I say it’s the Legend.

Buddhism has an unusual view of the future. The future Buddha for instance, Maitreya, is existing now, albeit not in the human realm. In the Lotus Sutra the Buddha confidently predicts the future Buddhahood of many of the characters in that sutra.

The view that the past, present, and future are all existing now is called Eternalism.

It’s not simply the view of Mystics and religious figures. It was Einstein’s view. When one of Einstein’s friends died, Einstein said to his widow, “Oh, he’s just over that hill there.”

Yet there’s something about that metaphor of the whole of space-time being like a landscape that’s too static. 
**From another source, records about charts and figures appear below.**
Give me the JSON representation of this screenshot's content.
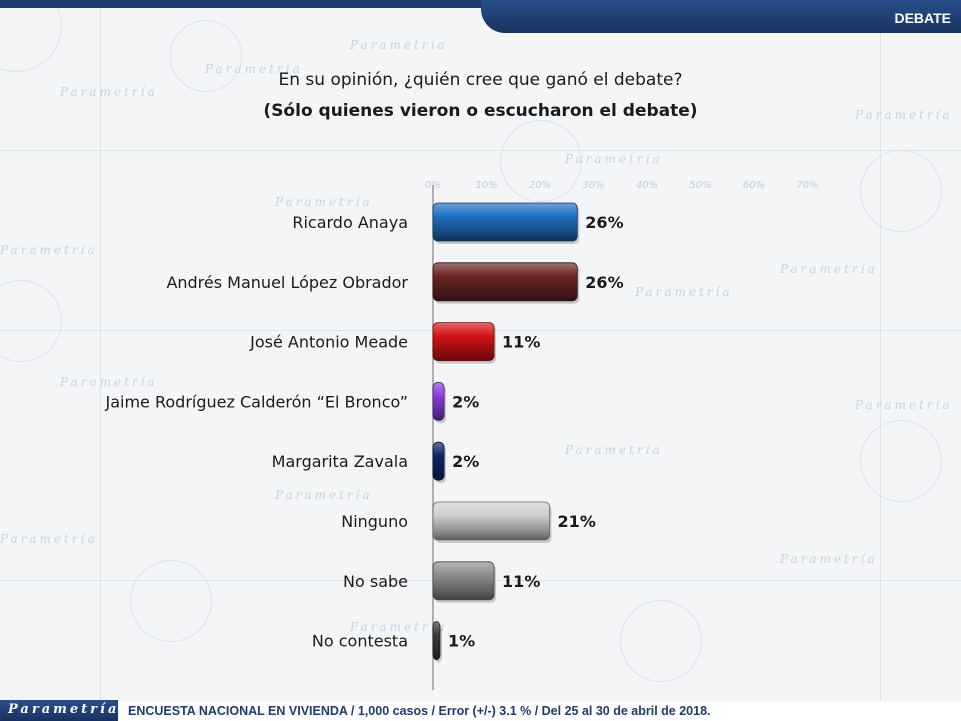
{
  "header": {
    "section_tag": "DEBATE"
  },
  "question": {
    "text": "En su opinión, ¿quién cree que ganó el debate?",
    "subtext": "(Sólo quienes vieron o escucharon el debate)"
  },
  "footer": {
    "brand": "Parametría",
    "note": "ENCUESTA NACIONAL EN VIVIENDA / 1,000 casos / Error (+/-) 3.1 % / Del 25 al 30 de abril de 2018."
  },
  "watermark": {
    "brand": "Parametría"
  },
  "chart_data": {
    "type": "bar",
    "orientation": "horizontal",
    "categories": [
      "Ricardo Anaya",
      "Andrés Manuel López Obrador",
      "José Antonio Meade",
      "Jaime Rodríguez Calderón “El Bronco”",
      "Margarita Zavala",
      "Ninguno",
      "No sabe",
      "No contesta"
    ],
    "values": [
      26,
      26,
      11,
      2,
      2,
      21,
      11,
      1
    ],
    "value_labels": [
      "26%",
      "26%",
      "11%",
      "2%",
      "2%",
      "21%",
      "11%",
      "1%"
    ],
    "colors": [
      "#1e6fc0",
      "#6b2424",
      "#d41414",
      "#8a3ddb",
      "#10256a",
      "#cfcfcf",
      "#8c8c8c",
      "#3a3a3a"
    ],
    "xlim": [
      0,
      70
    ],
    "x_ticks": [
      "0%",
      "10%",
      "20%",
      "30%",
      "40%",
      "50%",
      "60%",
      "70%"
    ],
    "grid": false,
    "legend": "none"
  }
}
More attractive -to me anyway -j is the view that the whole time-being is like a great ocean—dynamic, flowing in all directions. Time flows from the past to the present to the future, from the future to the past. 

It flows in all directions. The dynamic nature of our life flows in all directions and the dynamism of the whole universe is flowing through us.

In this sense, ‘Buddhas and Ancestors’ do not refer to historically located actual people.

They refer to this flow.
In that sense we are the future Buddhas and Ancestors for Bodhidharma. And although we cannot see them, the Buddhas and Ancestors of our future are flowing towards us, the unknown waters meeting the past waters of our karma, creating this miraculous vortex of now.